Making sense of filling pressures
For filling beer, cider and carbonated soft drinks into glass, equipment company KHS is now offering the option of including its pressure sensor-based Dias diagnostics and assistance system for individual nozzles on its Innofill Glass DRS filler, as well as on other systems.
The patented Dias technology monitors the pressure curve, switching times and step sequences, enabling manufacturers to optimise all settings, says KHS. It can also act as a predictive maintenance tool, detecting deviations from target settings as a result of wear and tear, for example, long before they become a serious issue.
“Dias enables a complete function check of the valve for every single bottle,” says Manfred Härtel, product manager for filling technology. “Malfunctions and errors are detected and displayed on the human-machine interface.”

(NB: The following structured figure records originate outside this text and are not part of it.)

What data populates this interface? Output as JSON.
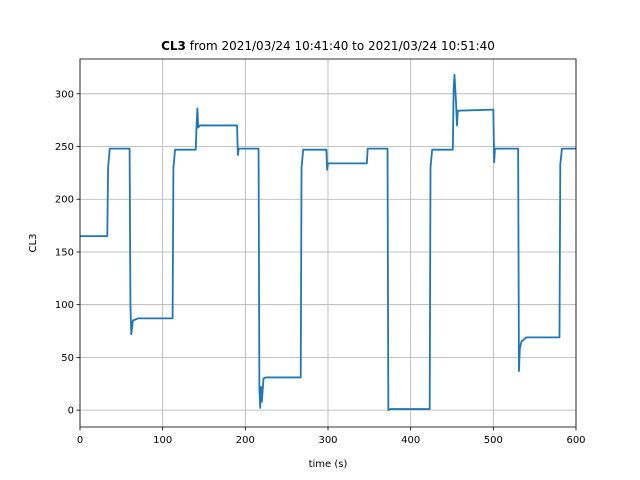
{
  "chart_data": {
    "type": "line",
    "title": [
      "CL3",
      "from 2021/03/24 10:41:40 to 2021/03/24 10:51:40"
    ],
    "xlabel": "time (s)",
    "ylabel": "CL3",
    "xlim": [
      0,
      600
    ],
    "ylim": [
      -16,
      333
    ],
    "xticks": [
      0,
      100,
      200,
      300,
      400,
      500,
      600
    ],
    "yticks": [
      0,
      50,
      100,
      150,
      200,
      250,
      300
    ],
    "grid": true,
    "series": [
      {
        "name": "CL3",
        "color": "#1f77b4",
        "x": [
          0,
          33,
          34,
          36,
          60,
          61,
          62,
          64,
          70,
          112,
          113,
          115,
          140,
          141,
          142,
          143,
          145,
          190,
          191,
          192,
          216,
          217,
          218,
          219,
          220,
          222,
          225,
          267,
          268,
          270,
          298,
          299,
          300,
          347,
          348,
          372,
          373,
          375,
          423,
          424,
          426,
          451,
          452,
          453,
          455,
          456,
          457,
          500,
          501,
          502,
          530,
          531,
          532,
          534,
          540,
          580,
          581,
          583,
          600
        ],
        "values": [
          165,
          165,
          230,
          248,
          248,
          100,
          72,
          85,
          87,
          87,
          230,
          247,
          247,
          270,
          286,
          268,
          270,
          270,
          242,
          248,
          248,
          20,
          2,
          22,
          8,
          30,
          31,
          31,
          230,
          247,
          247,
          228,
          234,
          234,
          248,
          248,
          0,
          1,
          1,
          230,
          247,
          247,
          305,
          318,
          290,
          270,
          284,
          285,
          235,
          248,
          248,
          37,
          58,
          65,
          69,
          69,
          233,
          248,
          248
        ]
      }
    ]
  }
}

The line may still need to be shut down temporarily to fix a specific problem, says KHS, but the system avoids the much longer type of troubleshooting process, where a problem needs to be located and diagnosed before it can be addressed. Networking is via IO-Link.
“Dias is already included in some of our other machines,” says Härtel. “We see great potential in future for using it on all our filling systems.”
For higher-level diagnosis and process optimisation, Dias data on filling sequences can also be accessed via KHS’ Redis remote diagnosis system, allowing the statistical assessment of multiple machine functions and settings.
Like Dias, KHS regards its Opticam dual-camera system as a quality-assurance option, particularly with a sensitive product such as beer. “The two cameras evaluate the quality of the targeted bottle frothing and closing process,” says Härtel. The aim for a brewery in particular, would be to ensure consistently low levels of oxygen pickup.
The camera system will monitor foaming independently of the operator, optimising pressure in the foaming jet to minimise residual oxygen, and stopping production if there is a recurrent fault.